We could build hundreds of thousands of affordable homes, not just for American military personnel, as was Labor's first housing move in this new parliament, but for the everyday Australians, teachers, nurses and care workers who make this country function. We could invest in properly funding community health and properly building climate adaptation resilience. We could invest further in clean energy and in the programs that actually make people's lives better and this planet safer. Instead, this government has chosen to pour our collective wealth into a project that fuels an arms race and shackles our sovereignty to the whims of an increasingly unstable United States.
Prime Minister Albanese's meeting with President Trump was sold as a sign of strong friendship, but what it really showed is how much Australia is willing to give away for a photo opportunity. AUKUS doesn't even require the US to deliver these submarines. There is no binding commitment and no guarantee that the US will even have the industrial capacity to build them. Meanwhile, the Prime Minister has offered Trump dibs over our critical minerals—the very minerals that are supposed to support our clean energy transition. Australia's critical minerals should be fuelling a green future, powering solar panels, batteries and electric vehicles, not fuelling the US military, one of the world's biggest polluters. Instead of leading on renewable technology, the government is binding us to a climate denialist agenda, where profits for billionaires and weapons manufacturers come before people and planet. That is not sovereignty; that is surrender.

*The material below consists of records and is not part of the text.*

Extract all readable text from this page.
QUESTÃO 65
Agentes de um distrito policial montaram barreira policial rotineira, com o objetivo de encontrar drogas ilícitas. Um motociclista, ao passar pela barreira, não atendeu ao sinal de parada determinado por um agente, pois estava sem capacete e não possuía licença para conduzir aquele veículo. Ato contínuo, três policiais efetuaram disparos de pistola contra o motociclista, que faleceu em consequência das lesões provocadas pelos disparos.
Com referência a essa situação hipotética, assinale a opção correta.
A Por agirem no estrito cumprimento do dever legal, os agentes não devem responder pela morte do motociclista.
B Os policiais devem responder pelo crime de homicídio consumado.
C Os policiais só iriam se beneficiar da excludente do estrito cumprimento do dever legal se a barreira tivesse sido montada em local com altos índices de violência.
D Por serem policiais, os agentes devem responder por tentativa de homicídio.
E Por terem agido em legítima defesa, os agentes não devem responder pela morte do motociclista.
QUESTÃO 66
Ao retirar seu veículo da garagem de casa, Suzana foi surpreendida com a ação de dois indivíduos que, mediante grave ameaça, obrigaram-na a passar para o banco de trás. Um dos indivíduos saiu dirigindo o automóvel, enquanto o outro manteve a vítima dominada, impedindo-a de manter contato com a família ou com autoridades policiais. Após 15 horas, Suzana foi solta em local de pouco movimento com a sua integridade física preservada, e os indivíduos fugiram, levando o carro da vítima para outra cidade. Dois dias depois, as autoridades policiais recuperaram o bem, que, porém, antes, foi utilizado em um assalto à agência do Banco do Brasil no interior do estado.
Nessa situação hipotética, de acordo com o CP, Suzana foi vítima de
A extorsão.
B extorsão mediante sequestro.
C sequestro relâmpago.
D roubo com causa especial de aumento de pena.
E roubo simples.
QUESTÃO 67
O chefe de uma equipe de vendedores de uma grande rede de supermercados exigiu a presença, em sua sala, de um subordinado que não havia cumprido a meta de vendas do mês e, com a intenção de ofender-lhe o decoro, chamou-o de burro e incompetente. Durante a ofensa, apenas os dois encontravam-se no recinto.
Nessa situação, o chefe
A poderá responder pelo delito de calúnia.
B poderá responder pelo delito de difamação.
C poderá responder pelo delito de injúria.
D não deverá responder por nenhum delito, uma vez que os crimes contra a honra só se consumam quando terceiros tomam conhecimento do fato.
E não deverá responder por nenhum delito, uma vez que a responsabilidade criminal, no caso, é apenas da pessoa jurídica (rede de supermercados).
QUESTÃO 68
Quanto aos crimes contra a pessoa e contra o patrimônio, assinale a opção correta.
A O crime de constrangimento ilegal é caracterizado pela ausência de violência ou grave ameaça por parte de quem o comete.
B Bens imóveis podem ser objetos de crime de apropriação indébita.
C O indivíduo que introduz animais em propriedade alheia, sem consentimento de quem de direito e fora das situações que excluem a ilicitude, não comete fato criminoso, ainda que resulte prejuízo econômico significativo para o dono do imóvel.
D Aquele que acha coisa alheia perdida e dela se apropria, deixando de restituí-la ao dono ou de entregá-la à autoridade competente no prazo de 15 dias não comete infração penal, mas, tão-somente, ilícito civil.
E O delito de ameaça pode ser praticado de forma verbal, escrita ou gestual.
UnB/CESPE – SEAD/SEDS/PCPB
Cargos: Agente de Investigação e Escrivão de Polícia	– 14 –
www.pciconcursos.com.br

Let's be very clear about what AUKUS really is. It is a one-sided deal that commits us to decades of US military ambitions in the Pacific. It increases the risk of conflict. It locks Australia into the United States and United Kingdom's nuclear technology and military plans, leaving us dependent on their decisions. It does not guarantee Australia any real control or oversight over how that technology is used. If the US or UK change their level of cooperation at any point, our ability to operate these submarines and our defence capability would be directly affected. That is not sovereignty. It is dependency, locked in for half a century at least.
We are being to surrender our sovereignty, our independence and our public wealth for a security promise that exists only on paper. But true security doesn't come from submarines or missiles. It comes from peaceful diplomacy and strong democratic values. It comes from stable communities, healthy and supported families and a planet that we can actually live on. Australians do not want their safety to depend on Donald Trump, a man who ridicules world leaders, escalates conflicts and mocks the idea of peace and climate action, or his administration. They don't want to see their taxes funding the US war machine while their local health clinics close. They do not want to see billions of dollars spent on submarines while they can't afford rent, groceries or medication. They want leadership that invests in people and planet, not in war. It's time to bring some transparency, scrutiny and sanity back into this debate via an inquiry, and it's time to put people, not weapons, at the heart of Australia's security.